On October 15, the Trump administration is expected to certify whether Iran is in compliance with the deal in which Iran agreed to various restrictions on its nuclear program.
What is the Agreement?
The deal in question, formally the Joint Comprehensive Plan of Acton (JCPOA) was signed in Vienna, Austria in July 2015. Signators represented Iran itself, all five permanent members of the U.N. Security Council, Germany, and the EU. Iran agreed to throttle back specified aspects of its nuclear program, and to assist a rigorous inspections regime. In return the other signators agreed to lift sanctions they had formerly had in place, and to unfreeze Iranian assets.
What has Trump Said?
Addressing the United Nations on September 19, President Trump described JCPOA as “one of the worst and most one-sided transactions the United States has ever entered into,” and an “embarrassment.” Under U.S. law, a refusal to certify Iran’s compliance at the required 90 day intervals would allow Congress to re-impose the sanctions.

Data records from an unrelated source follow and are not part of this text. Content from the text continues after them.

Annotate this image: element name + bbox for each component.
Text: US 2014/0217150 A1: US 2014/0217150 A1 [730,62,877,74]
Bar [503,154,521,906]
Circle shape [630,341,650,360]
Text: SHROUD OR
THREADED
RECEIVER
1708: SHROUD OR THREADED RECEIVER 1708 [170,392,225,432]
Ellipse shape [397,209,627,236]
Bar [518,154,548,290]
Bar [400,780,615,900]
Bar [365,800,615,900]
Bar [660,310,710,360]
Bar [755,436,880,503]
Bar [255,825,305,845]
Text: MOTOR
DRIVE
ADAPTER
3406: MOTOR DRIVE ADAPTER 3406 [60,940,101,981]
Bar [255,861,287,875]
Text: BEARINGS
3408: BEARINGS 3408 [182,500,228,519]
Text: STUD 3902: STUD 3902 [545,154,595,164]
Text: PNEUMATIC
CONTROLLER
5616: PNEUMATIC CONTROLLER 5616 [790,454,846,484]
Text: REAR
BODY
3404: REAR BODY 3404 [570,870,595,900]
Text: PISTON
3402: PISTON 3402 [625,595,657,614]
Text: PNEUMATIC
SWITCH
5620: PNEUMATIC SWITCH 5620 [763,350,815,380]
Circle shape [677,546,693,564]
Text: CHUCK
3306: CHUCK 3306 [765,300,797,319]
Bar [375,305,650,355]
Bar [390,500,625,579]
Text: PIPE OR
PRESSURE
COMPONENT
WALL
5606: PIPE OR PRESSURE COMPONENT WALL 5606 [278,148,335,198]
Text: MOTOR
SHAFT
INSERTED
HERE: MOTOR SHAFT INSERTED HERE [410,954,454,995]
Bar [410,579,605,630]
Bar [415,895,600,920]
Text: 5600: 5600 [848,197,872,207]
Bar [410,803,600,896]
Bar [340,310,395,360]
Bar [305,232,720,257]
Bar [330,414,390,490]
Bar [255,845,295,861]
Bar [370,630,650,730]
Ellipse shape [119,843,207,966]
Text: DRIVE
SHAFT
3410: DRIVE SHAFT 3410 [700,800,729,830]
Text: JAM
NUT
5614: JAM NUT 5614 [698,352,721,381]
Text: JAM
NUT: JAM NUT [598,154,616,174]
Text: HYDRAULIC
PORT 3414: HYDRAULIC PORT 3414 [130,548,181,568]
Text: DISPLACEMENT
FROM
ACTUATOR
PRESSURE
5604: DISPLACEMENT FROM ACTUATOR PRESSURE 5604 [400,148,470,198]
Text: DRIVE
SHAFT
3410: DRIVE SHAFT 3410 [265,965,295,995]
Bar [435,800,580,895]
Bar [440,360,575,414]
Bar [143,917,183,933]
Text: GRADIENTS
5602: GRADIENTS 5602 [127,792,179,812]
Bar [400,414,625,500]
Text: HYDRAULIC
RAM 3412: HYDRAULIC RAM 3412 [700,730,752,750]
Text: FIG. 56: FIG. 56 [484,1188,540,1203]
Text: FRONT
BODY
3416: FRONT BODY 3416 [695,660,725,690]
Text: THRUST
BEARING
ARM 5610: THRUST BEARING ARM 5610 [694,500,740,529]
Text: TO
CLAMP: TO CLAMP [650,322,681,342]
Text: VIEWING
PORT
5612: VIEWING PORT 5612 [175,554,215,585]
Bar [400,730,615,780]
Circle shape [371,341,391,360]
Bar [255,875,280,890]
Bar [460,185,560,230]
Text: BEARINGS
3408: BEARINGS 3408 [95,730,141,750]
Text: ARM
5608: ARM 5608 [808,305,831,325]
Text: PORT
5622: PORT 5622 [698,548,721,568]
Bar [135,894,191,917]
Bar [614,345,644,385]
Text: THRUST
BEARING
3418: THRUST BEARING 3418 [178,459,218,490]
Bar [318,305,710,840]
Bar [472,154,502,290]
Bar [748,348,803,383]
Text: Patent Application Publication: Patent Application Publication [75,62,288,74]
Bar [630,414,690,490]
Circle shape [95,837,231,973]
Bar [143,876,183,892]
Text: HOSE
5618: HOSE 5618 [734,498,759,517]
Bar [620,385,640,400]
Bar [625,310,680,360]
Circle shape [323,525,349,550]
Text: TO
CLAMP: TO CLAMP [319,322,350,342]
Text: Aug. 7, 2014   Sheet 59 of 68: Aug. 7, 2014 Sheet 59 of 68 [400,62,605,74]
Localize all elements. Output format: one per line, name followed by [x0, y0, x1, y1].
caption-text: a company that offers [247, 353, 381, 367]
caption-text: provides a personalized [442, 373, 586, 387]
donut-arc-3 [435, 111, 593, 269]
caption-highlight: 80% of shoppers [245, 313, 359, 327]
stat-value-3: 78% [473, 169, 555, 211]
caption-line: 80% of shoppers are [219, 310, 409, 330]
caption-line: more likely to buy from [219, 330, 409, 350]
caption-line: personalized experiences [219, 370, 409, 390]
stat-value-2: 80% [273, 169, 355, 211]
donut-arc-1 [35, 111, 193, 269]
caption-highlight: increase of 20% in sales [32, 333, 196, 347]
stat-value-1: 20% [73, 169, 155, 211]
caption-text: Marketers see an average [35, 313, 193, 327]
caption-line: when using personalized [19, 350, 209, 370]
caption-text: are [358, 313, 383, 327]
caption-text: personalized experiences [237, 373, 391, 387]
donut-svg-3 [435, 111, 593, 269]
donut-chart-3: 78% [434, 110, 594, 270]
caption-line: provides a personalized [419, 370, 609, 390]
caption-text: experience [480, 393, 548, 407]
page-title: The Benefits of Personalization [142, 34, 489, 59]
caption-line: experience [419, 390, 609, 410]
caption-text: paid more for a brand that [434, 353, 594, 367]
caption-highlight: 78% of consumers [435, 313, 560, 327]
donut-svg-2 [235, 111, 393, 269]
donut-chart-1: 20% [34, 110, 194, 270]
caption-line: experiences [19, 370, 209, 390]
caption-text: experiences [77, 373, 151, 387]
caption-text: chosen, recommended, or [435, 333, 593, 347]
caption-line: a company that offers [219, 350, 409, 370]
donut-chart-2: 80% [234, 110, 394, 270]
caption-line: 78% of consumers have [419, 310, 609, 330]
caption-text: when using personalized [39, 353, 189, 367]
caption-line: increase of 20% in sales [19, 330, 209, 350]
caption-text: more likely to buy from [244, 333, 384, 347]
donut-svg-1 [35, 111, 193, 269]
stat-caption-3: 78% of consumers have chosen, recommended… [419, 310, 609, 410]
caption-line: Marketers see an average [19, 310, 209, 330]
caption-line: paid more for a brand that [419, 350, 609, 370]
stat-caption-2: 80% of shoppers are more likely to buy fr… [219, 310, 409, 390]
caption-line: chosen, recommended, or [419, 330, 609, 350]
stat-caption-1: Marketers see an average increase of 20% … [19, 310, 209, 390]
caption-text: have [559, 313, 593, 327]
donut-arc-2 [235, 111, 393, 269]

Elsewhere in the Administration
Secretary of State Rex Tillerson believes that Iran has complied with its literal obligations under the deal, but also that Iran has misbehaved on regional security, violating “expectations” created by JCPOA.
The Punch Line
The Trump administration seems inclined to find some pretext to scuttle the deal with Iran. That would have unpredictable consequences.